Humaira’s faith, in contrast, resides in images. A collector and conserver of photographs, the filmmaker views them as ramparts against death. “You can’t see the soul,” she replies to her mother’s warning against images, “but you can see the body.” She is unmarried, a fact that gives her mother great grief. But Humaira can’t possibly tell her pious mother that she has a Hindu boyfriend in Calcutta. The filmmaker formalizes the opposition between her mother’s faith and her love affair by interweaving her interviews with mother with shots of her sneaking away to meet her boyfriend, the latter passages charmingly accompanied by Humaira reading her mother’s love poems.

Khaleda’s religiosity, it must be said, isn’t as intransigent for all that and her beliefs take a rest from time to time. She has no qualms watching cricket or television serials, and even the veil comes down when prayer is not on the mind.

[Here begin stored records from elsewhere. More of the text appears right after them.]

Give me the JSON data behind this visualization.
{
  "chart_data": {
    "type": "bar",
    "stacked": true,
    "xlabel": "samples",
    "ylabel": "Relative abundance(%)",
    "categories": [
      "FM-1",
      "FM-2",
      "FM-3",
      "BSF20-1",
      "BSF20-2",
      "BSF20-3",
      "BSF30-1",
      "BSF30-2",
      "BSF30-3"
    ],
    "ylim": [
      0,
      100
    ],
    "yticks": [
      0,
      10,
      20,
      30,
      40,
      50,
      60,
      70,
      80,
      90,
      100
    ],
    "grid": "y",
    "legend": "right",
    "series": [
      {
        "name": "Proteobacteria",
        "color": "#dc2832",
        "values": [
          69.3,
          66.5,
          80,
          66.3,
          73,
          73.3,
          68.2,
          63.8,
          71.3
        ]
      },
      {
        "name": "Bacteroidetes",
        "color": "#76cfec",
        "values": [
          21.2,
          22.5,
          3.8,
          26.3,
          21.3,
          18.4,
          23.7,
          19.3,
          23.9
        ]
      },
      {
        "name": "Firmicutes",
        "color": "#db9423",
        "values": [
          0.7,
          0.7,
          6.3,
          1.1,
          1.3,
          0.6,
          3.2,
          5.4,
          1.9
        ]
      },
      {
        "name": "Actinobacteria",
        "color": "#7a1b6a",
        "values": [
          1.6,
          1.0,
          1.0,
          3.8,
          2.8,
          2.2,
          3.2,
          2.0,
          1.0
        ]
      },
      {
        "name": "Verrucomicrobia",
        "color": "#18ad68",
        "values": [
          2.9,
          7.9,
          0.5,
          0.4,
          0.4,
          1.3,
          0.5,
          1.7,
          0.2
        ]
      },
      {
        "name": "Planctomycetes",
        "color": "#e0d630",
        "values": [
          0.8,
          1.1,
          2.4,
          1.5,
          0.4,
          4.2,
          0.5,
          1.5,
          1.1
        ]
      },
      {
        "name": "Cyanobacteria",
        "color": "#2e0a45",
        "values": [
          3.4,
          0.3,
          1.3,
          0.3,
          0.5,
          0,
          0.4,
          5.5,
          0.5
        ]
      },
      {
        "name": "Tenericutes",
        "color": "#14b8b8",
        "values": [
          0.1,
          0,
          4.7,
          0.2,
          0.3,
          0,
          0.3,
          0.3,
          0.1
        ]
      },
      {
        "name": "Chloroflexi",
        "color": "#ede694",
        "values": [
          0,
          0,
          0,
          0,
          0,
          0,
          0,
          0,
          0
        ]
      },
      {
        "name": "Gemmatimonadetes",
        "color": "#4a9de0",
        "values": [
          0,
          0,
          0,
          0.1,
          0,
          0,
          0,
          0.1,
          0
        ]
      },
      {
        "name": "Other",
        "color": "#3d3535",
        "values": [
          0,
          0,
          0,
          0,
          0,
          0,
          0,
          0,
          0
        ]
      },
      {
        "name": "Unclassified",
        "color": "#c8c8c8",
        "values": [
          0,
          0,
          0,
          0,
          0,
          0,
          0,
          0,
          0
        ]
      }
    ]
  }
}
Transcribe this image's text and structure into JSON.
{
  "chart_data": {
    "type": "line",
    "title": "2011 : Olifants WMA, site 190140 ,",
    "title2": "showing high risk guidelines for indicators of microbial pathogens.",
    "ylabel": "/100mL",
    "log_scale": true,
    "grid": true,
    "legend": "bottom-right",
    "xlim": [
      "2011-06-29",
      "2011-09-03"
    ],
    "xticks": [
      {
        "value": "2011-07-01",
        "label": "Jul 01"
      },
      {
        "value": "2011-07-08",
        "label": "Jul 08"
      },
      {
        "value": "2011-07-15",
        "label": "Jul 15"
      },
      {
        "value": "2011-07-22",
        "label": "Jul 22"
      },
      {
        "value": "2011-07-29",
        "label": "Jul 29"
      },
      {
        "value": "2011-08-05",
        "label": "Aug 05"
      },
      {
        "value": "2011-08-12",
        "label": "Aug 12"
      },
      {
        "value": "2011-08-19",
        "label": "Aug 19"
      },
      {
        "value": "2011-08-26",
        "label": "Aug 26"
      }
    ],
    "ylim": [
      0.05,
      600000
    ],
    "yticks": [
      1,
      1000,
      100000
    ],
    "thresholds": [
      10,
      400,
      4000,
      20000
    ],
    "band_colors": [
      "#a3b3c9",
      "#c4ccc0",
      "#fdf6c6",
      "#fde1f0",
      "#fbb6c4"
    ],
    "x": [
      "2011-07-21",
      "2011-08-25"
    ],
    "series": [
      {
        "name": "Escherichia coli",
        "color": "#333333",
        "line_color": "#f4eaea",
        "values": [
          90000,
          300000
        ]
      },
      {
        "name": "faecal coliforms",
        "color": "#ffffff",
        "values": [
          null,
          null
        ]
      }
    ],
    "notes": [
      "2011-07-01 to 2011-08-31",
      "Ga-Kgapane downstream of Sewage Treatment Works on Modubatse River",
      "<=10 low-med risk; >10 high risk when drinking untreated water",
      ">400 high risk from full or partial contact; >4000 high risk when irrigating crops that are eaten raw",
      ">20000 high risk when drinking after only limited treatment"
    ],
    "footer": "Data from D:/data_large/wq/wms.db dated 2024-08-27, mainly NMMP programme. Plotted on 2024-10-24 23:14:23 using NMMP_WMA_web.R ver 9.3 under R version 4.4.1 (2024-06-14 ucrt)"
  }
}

The filmmaker asks her mother what is it that troubles her about her daughter’s life. Khaleda thinks that her daughter is living in sin and sees it as a reflection of bad parentage; she hopes to help Humaira mend her ways by taking her on hajj. The daughter acquiesces, seeing in the pilgrimage a good opportunity to tell her mother about her romantic entanglement.

Alas, the pandemic strikes, ruling out the journey to Mecca, but also producing other kinds of stress. The filmmaker’s father is diagnosed with tumour and he loses his memory to the point of not recognizing his daughter. Mother slips into a depression and begins to lose weight rapidly. Humaira’s own relationship dissolves and she finds herself taking care of her ailing parents. The most touching passages of the film involve Humaira playing a caregiver to her father, a counsellor to her mother. She struggles to find a language to encourage her mother, drawing despite herself from the Prophet’s messages. Palliating her mother’s fear at outliving her husband, Humaira offers her own single life as a model, but it only accentuates her mother’s sense of failure.

Through all this, Humaira keeps filming, as though capturing these difficult episodes of family life were in some way a means to gain control over them. Like Chantal Akerman in No Home Movie (2015), the filmmaker holds on to images of her mother as a way of warding off her physical disappearance. In a process of filial reciprocation, she offers documentary images in return for her mother’s poems, which had so far provided commentary to her life. “May this film give a new dimension to our togetherness,” she muses, “the same way my mother’s poems give a new meaning to my life.”